The project has an on-site processing facility with a capacity of 480 t/h, and the export coal is transported through the Port Kembla coal terminal, while domestic coal is transported by rail to domestic steelworks.

The ACCC on Thursday pointed out that South32 and Metropolitan were two of the largest coking coal producers in the Illawarra region and the two largest suppliers of coking coal to Australian steelmakers.

“The ACCC is concerned that the proposed acquisition may substantially lessen competition in the supply of coking coal to Australian steelmakers. South32 would become the Illawarra’s only supplier of large volumes of coking coal in the medium term, following the expected closure of Glencore’s Tahmoor mine,” the ACCC said in a statement.

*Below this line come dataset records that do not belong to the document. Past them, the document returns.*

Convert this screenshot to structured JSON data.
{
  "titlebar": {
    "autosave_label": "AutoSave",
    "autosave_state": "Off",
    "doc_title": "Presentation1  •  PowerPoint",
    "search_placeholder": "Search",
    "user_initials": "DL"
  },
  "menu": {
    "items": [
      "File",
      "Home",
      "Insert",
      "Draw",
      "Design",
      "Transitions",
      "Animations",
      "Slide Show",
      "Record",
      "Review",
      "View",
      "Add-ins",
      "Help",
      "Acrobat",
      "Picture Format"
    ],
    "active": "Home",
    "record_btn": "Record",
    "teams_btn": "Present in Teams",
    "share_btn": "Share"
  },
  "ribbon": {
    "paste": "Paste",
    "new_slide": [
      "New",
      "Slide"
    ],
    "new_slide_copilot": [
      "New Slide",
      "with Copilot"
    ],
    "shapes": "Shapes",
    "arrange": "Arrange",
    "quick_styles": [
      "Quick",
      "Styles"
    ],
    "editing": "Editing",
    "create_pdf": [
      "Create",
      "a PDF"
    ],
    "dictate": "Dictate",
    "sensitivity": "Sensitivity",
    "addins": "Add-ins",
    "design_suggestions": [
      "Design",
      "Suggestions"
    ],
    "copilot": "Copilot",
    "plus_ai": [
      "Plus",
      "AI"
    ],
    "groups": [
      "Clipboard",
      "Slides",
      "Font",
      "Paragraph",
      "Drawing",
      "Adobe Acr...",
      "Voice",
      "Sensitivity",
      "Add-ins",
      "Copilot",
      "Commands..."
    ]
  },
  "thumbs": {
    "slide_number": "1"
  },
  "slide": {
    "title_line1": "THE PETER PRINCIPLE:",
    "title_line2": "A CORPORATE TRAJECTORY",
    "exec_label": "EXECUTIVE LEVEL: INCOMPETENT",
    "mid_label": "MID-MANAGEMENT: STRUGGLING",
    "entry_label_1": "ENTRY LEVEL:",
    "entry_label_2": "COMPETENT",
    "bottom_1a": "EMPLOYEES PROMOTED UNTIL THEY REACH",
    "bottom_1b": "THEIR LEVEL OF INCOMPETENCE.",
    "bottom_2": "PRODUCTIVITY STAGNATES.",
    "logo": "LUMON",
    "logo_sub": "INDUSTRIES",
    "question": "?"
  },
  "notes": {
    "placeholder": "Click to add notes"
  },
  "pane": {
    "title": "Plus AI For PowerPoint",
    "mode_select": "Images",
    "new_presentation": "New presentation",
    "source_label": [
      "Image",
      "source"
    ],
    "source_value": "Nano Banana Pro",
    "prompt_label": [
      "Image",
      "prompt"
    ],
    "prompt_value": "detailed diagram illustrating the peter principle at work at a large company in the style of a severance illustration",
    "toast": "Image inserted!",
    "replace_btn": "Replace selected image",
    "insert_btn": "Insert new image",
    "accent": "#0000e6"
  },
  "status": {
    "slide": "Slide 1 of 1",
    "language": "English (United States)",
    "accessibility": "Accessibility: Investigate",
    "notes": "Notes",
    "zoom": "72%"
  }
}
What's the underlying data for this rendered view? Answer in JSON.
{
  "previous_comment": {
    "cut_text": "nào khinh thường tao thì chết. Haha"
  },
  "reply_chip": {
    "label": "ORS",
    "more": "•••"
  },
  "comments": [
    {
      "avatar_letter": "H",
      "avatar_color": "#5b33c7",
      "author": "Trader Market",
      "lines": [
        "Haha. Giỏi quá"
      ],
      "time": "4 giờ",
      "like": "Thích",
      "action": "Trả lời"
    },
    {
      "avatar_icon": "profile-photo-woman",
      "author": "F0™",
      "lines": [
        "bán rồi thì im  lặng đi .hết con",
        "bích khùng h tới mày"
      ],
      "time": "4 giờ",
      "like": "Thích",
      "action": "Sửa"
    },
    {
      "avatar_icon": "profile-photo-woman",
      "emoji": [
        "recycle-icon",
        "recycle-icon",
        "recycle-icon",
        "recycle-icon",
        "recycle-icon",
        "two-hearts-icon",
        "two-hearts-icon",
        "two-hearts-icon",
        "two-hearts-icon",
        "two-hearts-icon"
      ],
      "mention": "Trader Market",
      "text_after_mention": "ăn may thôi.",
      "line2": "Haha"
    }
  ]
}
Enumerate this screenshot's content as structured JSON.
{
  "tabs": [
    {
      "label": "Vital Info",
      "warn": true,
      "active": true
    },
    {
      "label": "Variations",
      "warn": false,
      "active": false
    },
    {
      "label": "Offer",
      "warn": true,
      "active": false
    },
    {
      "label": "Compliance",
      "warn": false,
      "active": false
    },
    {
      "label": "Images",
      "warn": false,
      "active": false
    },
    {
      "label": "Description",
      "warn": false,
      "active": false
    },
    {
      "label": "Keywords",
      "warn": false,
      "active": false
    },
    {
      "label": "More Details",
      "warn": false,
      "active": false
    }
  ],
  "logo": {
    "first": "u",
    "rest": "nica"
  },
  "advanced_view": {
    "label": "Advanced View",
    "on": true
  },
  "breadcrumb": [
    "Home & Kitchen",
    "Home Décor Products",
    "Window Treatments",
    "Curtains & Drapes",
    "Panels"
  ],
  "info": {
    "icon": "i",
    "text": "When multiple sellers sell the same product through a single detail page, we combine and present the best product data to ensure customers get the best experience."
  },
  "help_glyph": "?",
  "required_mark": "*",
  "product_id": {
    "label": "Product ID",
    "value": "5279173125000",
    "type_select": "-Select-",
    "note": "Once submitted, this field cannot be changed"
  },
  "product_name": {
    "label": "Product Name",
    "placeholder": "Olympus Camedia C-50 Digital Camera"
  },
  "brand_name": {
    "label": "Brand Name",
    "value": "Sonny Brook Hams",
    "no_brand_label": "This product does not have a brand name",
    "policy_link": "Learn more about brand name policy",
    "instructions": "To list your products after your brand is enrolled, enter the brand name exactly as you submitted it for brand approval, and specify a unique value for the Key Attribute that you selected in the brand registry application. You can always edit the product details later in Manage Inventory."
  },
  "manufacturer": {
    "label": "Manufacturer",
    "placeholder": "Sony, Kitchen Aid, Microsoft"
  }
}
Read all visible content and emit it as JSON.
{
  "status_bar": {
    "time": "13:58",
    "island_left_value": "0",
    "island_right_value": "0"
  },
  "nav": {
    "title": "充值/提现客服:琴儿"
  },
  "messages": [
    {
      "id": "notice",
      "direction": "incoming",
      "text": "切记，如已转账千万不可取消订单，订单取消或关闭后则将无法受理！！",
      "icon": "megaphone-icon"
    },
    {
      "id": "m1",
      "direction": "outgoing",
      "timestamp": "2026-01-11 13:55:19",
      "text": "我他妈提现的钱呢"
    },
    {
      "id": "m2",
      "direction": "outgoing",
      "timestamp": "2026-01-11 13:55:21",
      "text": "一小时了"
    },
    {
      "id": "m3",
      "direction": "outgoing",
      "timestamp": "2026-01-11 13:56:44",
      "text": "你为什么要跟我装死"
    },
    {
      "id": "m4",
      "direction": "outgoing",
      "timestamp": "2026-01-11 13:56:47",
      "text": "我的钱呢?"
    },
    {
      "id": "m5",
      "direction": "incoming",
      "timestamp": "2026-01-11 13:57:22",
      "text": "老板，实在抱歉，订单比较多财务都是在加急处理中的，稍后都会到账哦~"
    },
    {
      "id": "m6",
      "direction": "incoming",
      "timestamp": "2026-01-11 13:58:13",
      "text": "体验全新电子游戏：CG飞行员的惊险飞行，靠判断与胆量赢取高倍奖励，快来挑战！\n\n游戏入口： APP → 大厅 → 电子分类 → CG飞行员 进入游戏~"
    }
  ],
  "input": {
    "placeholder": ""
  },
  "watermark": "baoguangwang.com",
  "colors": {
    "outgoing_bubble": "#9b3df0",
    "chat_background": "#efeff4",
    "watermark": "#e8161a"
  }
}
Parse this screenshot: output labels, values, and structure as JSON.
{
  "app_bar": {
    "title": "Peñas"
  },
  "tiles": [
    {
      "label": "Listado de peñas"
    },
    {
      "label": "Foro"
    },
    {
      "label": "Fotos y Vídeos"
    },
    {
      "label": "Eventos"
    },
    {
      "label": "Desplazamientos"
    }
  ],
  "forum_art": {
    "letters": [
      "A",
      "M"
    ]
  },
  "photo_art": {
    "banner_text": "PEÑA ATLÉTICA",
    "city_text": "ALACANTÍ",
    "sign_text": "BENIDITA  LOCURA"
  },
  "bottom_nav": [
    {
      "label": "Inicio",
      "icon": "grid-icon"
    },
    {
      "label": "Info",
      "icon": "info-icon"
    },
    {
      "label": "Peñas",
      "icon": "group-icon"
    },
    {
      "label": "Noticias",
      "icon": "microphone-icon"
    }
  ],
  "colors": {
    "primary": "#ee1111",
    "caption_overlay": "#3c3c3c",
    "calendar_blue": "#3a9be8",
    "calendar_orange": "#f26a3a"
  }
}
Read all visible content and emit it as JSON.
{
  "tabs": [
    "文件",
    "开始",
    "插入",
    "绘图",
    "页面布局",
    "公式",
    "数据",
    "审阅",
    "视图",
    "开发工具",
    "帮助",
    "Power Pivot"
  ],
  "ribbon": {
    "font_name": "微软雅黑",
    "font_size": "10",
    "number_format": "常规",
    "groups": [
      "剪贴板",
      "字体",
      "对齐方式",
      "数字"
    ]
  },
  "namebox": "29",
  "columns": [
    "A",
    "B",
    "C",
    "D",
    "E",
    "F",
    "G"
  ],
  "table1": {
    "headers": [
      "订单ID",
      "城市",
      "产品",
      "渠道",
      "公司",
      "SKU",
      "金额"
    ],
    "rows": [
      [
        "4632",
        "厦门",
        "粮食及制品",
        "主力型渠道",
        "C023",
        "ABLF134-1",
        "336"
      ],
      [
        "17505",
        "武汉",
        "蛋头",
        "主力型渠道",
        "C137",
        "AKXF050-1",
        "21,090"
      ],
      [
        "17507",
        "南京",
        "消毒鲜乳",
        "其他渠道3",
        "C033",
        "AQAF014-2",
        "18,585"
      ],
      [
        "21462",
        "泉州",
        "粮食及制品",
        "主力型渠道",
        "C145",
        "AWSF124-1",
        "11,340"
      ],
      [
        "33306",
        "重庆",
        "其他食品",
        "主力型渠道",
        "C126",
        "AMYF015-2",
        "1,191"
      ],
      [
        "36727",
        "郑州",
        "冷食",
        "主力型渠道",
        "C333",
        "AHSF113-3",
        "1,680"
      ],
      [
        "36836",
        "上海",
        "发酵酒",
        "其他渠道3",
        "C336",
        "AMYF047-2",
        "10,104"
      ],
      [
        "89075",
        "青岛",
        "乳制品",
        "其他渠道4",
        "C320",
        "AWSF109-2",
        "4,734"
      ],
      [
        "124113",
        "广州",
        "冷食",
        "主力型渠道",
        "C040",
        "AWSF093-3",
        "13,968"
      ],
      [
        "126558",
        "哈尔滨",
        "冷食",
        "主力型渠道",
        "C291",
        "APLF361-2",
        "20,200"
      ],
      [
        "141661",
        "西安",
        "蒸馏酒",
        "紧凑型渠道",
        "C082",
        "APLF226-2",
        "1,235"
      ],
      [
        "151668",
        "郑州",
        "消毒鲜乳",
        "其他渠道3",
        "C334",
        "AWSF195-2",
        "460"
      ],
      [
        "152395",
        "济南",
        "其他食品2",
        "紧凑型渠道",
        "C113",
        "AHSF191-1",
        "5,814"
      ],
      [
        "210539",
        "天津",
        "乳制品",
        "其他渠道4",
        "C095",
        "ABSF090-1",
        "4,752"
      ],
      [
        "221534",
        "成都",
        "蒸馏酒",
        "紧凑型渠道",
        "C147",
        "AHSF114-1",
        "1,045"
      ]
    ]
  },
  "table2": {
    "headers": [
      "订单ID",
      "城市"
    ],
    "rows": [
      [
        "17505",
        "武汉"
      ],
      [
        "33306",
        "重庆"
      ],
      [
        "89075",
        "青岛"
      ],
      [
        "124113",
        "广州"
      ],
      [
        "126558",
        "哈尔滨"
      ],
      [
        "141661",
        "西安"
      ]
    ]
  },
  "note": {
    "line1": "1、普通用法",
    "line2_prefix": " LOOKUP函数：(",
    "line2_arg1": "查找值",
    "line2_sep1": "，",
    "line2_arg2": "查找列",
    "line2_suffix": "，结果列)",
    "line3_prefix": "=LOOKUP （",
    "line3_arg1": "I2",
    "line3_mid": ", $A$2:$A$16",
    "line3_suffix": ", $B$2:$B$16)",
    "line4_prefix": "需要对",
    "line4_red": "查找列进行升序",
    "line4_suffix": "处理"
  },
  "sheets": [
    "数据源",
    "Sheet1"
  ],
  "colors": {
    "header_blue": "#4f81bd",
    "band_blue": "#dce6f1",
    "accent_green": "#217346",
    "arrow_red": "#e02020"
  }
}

“Australian steelmakers currently appear to benefit from competition between South32 and Metropolitan in the form of lower prices and a wider product range. This transaction will remove that competitive rivalry,” ACCC chairperson Rod Sims said.

“The ACCC recognises that coking coal is a globally traded commodity where producers typically compete on a global basis. However, local competition between South32 and Metropolitan to supply the Australian steelmakers is important in determining the prices paid by Australian steelmakers.”

“The ACCC’s preliminary view is that coal suppliers outside the Illawarra region may not act as a strong competitive constraint on South32, largely due to the additional costs to the Australian steelmakers associated with transporting material volumes of coal from other regions, such as the Bowen basin in Queensland,” Sims said.

The ACCC has now invited submissions from interested parties in response to its statement of issues and a final decision is expected on April 6.